While President Xi Jinping‘s crackdown on corruption is lauded by most, the campaign has some negative side-effects, says author Shaun Rein of The War for China’s Wallet: Profiting from the New World Order in the South China Morning Post. Officials have become increasingly afraid to make larger decisions because they fear a possible backlash, he says.
The South China Morning Post:
Shaun Rein, managing director of China Market Research and author of The War for China’s Wallet: Profiting from the New World Order, said Beijing’s crackdown was having a largely positive effect, albeit with two consequences.
“Government officials are scared of green lighting bigger projects so business transactions have slowed,” he said.
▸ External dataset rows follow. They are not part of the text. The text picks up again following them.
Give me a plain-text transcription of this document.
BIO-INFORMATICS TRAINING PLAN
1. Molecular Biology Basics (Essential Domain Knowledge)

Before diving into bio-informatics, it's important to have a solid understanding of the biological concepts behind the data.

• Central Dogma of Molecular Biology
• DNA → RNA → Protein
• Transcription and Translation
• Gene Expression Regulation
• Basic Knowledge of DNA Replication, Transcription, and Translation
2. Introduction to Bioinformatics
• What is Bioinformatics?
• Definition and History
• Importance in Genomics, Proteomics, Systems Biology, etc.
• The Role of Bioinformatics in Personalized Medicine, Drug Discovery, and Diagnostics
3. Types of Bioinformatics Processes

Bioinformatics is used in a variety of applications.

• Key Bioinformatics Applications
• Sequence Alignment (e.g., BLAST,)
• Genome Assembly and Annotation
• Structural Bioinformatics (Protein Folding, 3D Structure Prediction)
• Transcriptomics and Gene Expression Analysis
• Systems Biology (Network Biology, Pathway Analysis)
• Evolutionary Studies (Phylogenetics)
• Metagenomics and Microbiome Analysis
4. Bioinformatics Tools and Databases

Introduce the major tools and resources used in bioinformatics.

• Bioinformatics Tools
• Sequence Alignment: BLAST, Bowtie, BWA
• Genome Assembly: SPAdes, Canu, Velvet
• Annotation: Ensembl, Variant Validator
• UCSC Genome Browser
“Officials are scared of getting fingered for being corrupt so it is easier to keep their heads down and not approve anything.”
“[And] in general the speed of business is slowing because of the bureaucracy and policies being implemented. For example, before one could bribe an official to get approvals for a real estate project. Now they have to follow a transparent bidding and approval system.”
But it is not so much the catching of officials – Chinese or elsewhere – that frustrated Transparency International’s Salas, who called for better press freedom to cover and examine corruption cases.
“Each country is different, so for example China has to do more beyond punishing some individuals,” he said.
“It has to allow journalists and activists to raise their voices, while the US has to urgently control the money that flows to politics from big businesses, and so on.”